ME: Well, I think that sucks! I don’t want Bob Hoskins to play me!

PF: He’s an amazing actor, wait and see.

ME: No, I won’t wait and see! Bob Hoskins looks nothing like me, and I demand an explanation!

PF: You want an explanation? Fine! I owe Bob Hoskins $7,000, okay? I gave him this role to pay him back. It was my last chip I had to deal. He already banged my wife to account for the other 5 G’s I owed him.

ME: Really? How’d you get in the hole?

PF: Pyramid scheme.

ME: Ah.

PF: Well, I hope you understand. I still think the movie’s going to be great. We’re filming the underwater escape scene first, and I’m really looking forward to the chemistry between Hoskins and Rourke.

ME: Underwater escape? What? That never happened to me.

PF: You sure about that? I mean, how did you get away from that evil octopus that kidnapped you?

ME: What? What – do you know anything about me at all?

PF: Yeah man, and frankly – an evil octopus escape sounds better than anything in your shitty life. So don’t rag on me for making that up, I mean don’t rag on Paul Haggis for making that up.

ME: Paul Haggis didn’t write the script, did he?

PF: Paul Haggis didn’t write the script, no. I wrote it.

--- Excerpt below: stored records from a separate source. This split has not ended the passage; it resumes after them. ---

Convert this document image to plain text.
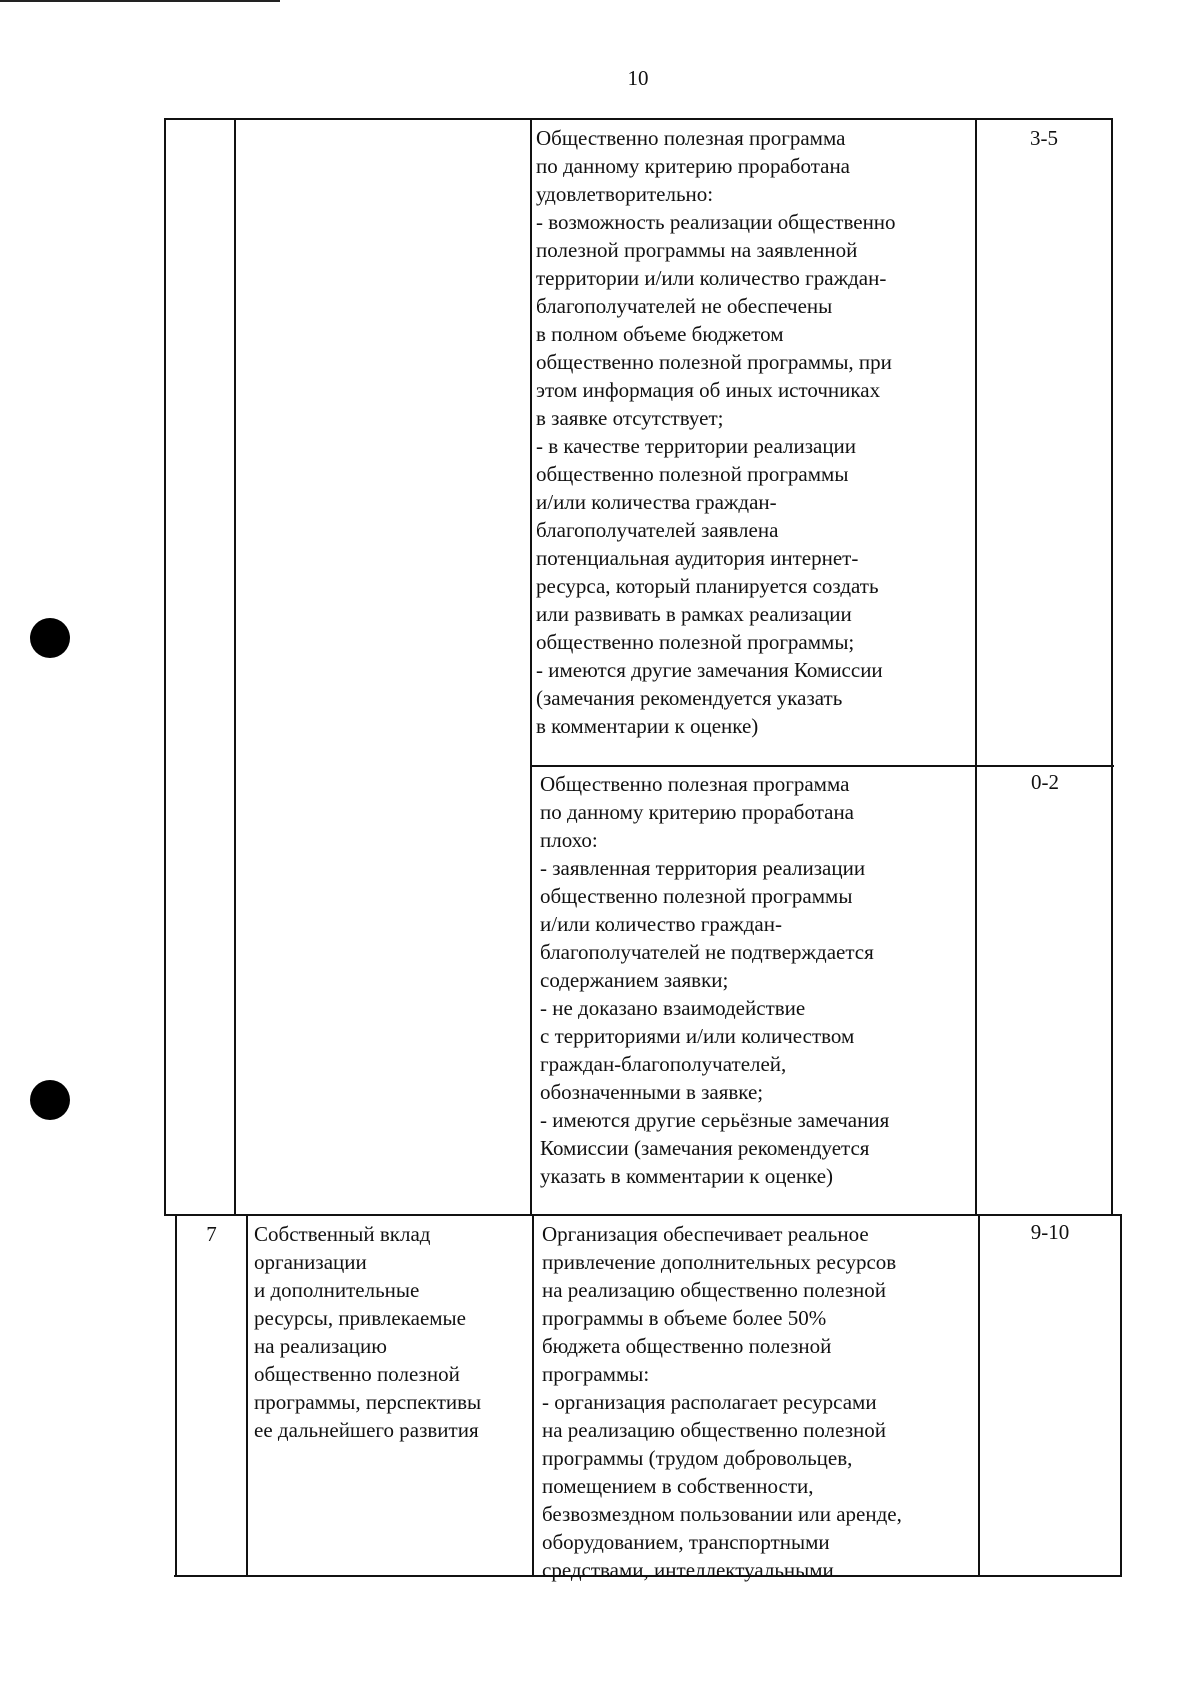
10
Общественно полезная программа
по данному критерию проработана
удовлетворительно:
- возможность реализации общественно
полезной программы на заявленной
территории и/или количество граждан-
благополучателей не обеспечены
в полном объеме бюджетом
общественно полезной программы, при
этом информация об иных источниках
в заявке отсутствует;
- в качестве территории реализации
общественно полезной программы
и/или количества граждан-
благополучателей заявлена
потенциальная аудитория интернет-
ресурса, который планируется создать
или развивать в рамках реализации
общественно полезной программы;
- имеются другие замечания Комиссии
(замечания рекомендуется указать
в комментарии к оценке)
3-5
Общественно полезная программа
по данному критерию проработана
плохо:
- заявленная территория реализации
общественно полезной программы
и/или количество граждан-
благополучателей не подтверждается
содержанием заявки;
- не доказано взаимодействие
с территориями и/или количеством
граждан-благополучателей,
обозначенными в заявке;
- имеются другие серьёзные замечания
Комиссии (замечания рекомендуется
указать в комментарии к оценке)
0-2
7	Собственный вклад
организации
и дополнительные
ресурсы, привлекаемые
на реализацию
общественно полезной
программы, перспективы
ее дальнейшего развития
Организация обеспечивает реальное
привлечение дополнительных ресурсов
на реализацию общественно полезной
программы в объеме более 50%
бюджета общественно полезной
программы:
- организация располагает ресурсами
на реализацию общественно полезной
программы (трудом добровольцев,
помещением в собственности,
безвозмездном пользовании или аренде,
оборудованием, транспортными
средствами, интеллектуальными
9-10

ME: And Scorsese’s not even attached to direct, is he?

PF: No.

ME: Are you even a movie executive? Is this one of my friends messing with me?

PF: Yeah, this is Daniel, man. I didn’t think the joke would go this far. The part about owing Hoskins money is true though. Can you help me? If I don’t get him the money by next week, he said he’s going to skullfuck me into an eternal nightmare.

ME: What does that even mean?

PF: I don’t know, but it sounds less than desirable.